Un progetto che non passa inosservato…

Lo scopo dei nostri lavori è creare edifici che non siano separati dal paesaggio ma non siamo interessati a operazioni di mimesi come del resto dimostra la stessa Mur Tower. Noi progettiamo nel segno di una collaborazione fra edificio e natura, impegnandoci per rispettare al massimo il sito che ci accoglie.

Per esempio, quando abbiamo iniziato a lavorare nella vallata del fiume Mur, luogo di incontaminata bellezza, per costruire la torre-belvedere, abbiamo studiato i flussi d’aria, i venti dominanti, il clima, la luce: insomma tutte quelle caratteristiche paesaggistiche e meteorologiche con le quali il nuovo edificio deve convivere.

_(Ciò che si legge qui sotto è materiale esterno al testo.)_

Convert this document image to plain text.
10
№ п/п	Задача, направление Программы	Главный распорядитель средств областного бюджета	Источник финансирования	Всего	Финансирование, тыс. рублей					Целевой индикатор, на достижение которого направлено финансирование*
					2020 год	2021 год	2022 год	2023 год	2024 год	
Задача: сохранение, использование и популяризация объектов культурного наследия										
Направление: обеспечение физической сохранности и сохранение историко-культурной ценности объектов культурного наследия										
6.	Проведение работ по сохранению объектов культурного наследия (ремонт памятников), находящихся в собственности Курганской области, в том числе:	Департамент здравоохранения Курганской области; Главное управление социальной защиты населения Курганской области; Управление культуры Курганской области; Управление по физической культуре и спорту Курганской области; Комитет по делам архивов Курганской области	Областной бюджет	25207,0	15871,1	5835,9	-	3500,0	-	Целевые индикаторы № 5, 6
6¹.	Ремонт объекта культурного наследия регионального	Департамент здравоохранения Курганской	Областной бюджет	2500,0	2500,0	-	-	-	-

Anche nella scelta dei materiali abbiamo prestato grande attenzione: attraverso il riflesso della luce sulla struttura d’alluminio, la torre varia cromaticamente, passando dal bianco al blu, all’arancione: proprio come succede nella foresta circostante, che muta con il trascorre delle ore del giorno. Insomma l’architettura cambia con la natura, vive con e per essa.

Come si  raggiunge nel concreto questo obiettivo?

Con un approccio multidisciplinare. Problemi complessi possono solo essere risolti da un team che mette insieme know-how differenti. In futuro, in particolare, vedo sempre più importante la collaborazione fra architetti e meterologici,  perché il progetto è sempre più legato ai grandi cambiamenti climatici che il nostro pianeta sta conoscendo. Il clime-designer sicuramente potrà diventare una figura professionale importante per l’architettura del futuro…

E il passato, che ruolo gioca in tutto questo?

La lezione della storia è  sempre presente. Pensi che la Mur Tower è un omaggio al Castello di Graz, la straordinaria fortezza barocca voluta da Federico III d’Asburgo: io e Christoph (Mayr, partner dello studio Terrain e coautore del progetto, ndr) ci siamo ispirati alla celebre scala a doppia elica dell’edificio cinquecentesco dove il visitatore, salendo e scendendo in due rampe diverse, può vivere l’esperienza fantastica di incrociare lo spazio con il tempo. Ecco, c’è questa stessa idea dietro al nostro belvedere sul fiume Mur. Oggi, dunque, come ieri.